Eram ali pelas nove da noite quando a voz trovejante do mendigo ecoou na viela escura.
– Você aí, rico, pode saber: não vai ter nunca um cachorro igual ao meu! Esse aqui não dá pra comprar, não tem dinheiro que pague, não senhor!
Após a declaração tempestuosa, a rua voltou a silenciar sob a chuva fina do começo de janeiro. O mendigo gritara para todos e para ninguém, pois não havia viva alma no beco margeado por pousadas e jardins, senão nos quartos e alpendres igualmente abandonados.
Alguém lançara olhar de cobiça ao cachorro do homem na praça central? Uma criança o afagara sem autorização? O que haveria de despertar no encharcado cidadão aquele declaratório vigoroso de posse e valorização do bicho?
Sabemos, estimado leitor, que o cachorro é o melhor amigo do homem de rua. Para os que dirigem automóveis, é verídica a máxima “atrás de uma bola vem sempre uma criança” tanto quanto “atrás de um mendigo vem sempre um cachorro”. Quando em trânsito, é preciso redobrar o cuidado ao ver um ou outro.
E vejam como os cães vadios, especialmente os que escudeiam moradores de rua, sempre parecem dóceis e fiéis.
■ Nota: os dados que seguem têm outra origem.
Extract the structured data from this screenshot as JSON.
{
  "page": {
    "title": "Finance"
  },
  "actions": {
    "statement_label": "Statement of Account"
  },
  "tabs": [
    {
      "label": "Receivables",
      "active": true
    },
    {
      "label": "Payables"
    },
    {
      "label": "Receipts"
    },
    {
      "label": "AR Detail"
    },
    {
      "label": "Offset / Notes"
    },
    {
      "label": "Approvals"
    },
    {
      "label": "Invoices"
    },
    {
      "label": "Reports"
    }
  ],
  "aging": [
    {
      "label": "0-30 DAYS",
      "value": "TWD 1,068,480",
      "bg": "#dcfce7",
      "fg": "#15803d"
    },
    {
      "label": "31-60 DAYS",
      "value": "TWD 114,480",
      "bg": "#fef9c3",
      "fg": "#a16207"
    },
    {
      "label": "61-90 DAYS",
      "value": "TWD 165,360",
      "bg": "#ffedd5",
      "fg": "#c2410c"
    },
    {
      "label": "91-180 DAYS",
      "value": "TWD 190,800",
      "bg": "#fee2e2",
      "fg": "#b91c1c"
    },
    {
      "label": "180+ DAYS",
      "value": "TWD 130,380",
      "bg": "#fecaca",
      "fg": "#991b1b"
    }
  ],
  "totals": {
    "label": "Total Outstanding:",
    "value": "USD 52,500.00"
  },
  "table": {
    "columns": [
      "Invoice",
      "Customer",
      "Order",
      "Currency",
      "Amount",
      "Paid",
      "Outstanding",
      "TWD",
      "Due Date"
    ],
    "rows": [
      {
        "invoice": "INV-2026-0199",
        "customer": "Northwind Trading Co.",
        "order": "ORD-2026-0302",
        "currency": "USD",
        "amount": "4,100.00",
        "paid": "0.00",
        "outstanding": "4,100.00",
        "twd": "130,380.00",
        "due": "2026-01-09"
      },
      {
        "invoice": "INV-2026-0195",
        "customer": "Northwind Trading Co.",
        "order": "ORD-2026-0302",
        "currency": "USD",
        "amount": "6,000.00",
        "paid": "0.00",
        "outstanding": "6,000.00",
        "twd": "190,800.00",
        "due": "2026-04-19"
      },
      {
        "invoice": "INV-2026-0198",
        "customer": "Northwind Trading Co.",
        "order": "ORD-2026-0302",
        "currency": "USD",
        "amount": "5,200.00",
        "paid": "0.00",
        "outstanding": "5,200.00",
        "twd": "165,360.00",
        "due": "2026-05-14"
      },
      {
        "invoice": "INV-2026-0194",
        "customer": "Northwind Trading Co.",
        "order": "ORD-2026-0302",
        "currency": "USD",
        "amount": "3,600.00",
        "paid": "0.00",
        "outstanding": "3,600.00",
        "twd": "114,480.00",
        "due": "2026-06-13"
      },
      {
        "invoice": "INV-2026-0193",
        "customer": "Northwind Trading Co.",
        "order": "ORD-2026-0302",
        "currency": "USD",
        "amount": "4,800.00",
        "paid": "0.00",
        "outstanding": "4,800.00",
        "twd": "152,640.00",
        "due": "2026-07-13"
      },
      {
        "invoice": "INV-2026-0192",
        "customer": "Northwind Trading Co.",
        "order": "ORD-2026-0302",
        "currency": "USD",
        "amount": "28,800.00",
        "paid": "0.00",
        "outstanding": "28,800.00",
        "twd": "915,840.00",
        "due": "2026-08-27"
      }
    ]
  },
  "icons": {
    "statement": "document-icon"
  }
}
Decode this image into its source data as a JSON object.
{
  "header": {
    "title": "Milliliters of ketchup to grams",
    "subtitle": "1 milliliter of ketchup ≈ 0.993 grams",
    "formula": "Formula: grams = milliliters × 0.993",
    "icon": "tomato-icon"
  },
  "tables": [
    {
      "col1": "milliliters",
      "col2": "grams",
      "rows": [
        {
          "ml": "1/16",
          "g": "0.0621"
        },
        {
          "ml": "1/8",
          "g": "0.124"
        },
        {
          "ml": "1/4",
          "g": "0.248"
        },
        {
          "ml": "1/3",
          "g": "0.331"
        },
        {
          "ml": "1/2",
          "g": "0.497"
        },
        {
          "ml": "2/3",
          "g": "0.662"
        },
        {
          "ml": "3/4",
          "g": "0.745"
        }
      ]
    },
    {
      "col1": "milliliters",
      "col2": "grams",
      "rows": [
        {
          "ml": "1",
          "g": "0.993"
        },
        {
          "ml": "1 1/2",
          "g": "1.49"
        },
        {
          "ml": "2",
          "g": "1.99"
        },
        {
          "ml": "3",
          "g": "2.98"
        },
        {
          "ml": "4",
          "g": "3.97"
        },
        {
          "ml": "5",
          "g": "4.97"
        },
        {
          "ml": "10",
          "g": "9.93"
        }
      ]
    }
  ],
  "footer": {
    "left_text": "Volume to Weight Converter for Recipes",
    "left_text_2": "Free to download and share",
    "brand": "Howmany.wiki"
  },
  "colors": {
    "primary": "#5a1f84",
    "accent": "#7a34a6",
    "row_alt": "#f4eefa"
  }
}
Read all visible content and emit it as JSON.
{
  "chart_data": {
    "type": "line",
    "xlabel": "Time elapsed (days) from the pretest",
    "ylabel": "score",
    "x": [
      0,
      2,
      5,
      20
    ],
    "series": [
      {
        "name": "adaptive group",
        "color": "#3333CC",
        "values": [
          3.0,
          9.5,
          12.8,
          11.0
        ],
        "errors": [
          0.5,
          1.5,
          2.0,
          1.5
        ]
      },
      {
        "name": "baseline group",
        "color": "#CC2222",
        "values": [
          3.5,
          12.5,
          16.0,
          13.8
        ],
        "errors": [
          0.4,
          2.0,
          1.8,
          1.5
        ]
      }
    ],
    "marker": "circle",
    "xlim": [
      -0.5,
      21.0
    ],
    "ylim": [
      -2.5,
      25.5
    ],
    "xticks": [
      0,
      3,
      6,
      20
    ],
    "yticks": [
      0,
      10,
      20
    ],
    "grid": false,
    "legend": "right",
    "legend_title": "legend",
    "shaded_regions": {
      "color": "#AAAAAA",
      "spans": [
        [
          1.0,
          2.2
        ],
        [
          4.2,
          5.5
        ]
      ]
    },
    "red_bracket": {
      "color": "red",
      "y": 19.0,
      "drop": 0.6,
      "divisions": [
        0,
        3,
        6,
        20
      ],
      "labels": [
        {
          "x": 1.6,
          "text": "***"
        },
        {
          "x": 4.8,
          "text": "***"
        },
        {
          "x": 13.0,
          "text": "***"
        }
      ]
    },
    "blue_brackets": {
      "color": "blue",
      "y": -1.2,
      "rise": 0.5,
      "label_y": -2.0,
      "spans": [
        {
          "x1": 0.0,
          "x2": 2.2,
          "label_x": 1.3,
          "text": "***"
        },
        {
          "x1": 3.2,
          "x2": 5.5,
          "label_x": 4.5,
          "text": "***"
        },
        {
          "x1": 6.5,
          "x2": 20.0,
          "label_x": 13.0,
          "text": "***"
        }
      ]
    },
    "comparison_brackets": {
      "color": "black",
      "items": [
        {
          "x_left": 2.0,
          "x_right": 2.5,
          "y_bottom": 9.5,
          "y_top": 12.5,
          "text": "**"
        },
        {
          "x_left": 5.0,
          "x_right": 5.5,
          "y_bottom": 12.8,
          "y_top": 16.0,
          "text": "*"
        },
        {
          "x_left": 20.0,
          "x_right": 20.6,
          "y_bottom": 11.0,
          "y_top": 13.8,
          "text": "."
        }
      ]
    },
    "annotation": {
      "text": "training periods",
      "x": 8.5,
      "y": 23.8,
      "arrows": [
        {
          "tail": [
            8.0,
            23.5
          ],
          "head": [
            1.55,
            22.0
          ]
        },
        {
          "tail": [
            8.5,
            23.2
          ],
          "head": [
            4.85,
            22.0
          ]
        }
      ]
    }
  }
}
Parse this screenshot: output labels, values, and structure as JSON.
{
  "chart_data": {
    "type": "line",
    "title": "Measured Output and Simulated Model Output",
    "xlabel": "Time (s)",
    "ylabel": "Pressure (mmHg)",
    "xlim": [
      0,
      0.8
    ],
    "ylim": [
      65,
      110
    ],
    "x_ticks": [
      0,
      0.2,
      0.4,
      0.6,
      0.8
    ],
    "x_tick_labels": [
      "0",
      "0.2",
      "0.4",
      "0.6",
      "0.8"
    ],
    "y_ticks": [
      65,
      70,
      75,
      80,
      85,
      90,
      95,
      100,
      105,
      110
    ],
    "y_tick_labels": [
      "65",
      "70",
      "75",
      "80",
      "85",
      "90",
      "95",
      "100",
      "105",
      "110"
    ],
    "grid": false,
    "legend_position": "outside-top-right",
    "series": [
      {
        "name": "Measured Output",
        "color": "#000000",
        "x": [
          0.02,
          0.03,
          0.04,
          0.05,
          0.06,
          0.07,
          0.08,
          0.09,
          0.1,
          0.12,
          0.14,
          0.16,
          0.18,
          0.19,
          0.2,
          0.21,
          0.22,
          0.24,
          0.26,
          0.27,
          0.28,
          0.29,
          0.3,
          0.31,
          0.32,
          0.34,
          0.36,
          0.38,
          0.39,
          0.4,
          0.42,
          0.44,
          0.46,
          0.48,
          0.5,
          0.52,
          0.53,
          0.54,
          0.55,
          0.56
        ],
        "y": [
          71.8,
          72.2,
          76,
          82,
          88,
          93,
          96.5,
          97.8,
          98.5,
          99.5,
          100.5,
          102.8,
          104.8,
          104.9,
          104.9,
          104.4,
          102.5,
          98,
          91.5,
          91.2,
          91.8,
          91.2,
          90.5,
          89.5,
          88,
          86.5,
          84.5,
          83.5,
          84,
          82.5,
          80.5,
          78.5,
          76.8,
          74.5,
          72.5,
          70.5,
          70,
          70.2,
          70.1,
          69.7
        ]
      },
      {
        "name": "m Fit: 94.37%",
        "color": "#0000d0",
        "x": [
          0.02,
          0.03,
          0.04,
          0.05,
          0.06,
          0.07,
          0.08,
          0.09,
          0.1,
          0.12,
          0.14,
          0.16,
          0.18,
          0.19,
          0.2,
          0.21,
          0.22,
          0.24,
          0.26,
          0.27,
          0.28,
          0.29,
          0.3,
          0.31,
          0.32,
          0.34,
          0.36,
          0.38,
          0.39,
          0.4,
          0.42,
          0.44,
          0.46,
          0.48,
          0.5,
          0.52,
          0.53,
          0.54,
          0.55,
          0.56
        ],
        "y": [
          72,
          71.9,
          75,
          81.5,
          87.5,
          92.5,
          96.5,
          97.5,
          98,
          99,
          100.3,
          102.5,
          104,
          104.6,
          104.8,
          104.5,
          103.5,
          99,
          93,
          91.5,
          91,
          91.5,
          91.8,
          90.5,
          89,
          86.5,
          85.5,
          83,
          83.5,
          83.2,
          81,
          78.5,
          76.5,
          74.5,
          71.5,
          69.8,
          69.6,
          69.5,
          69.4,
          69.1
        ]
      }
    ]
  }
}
Estão inevitavelmente soltos – raramente são amarrados a trapos de jeans ou corda de bacalhau -, no rastro de seus donos esfarrapados, obedientes a seus comandos e vigilantes em seu sono, que velam como guardas de alto pedigree.
Alimentam-se de restos e doações compartilhadas por seus senhores, bebem das poças e dos córregos, não tomam vermífugo e sabe-se lá se conhecem vacina. Todavia mantêm aquela carinha boa que não se encontra no perfil dos bem-cuidados dobermans e rottweilers e shih-tzus que ornam os casarões da Cidade Alta.
Não pude ver o mendigo ou seu cão santificado. Apenas ouvi o pronunciamento inflamado sob a garoa, até se apagar, eco em brasa, enquanto seus passos iam virando a esquina mal iluminada. Mas estou certo, dileto andarilho, de que suas palavras têm verdade e que nunca haverá cachorro igual ao seu.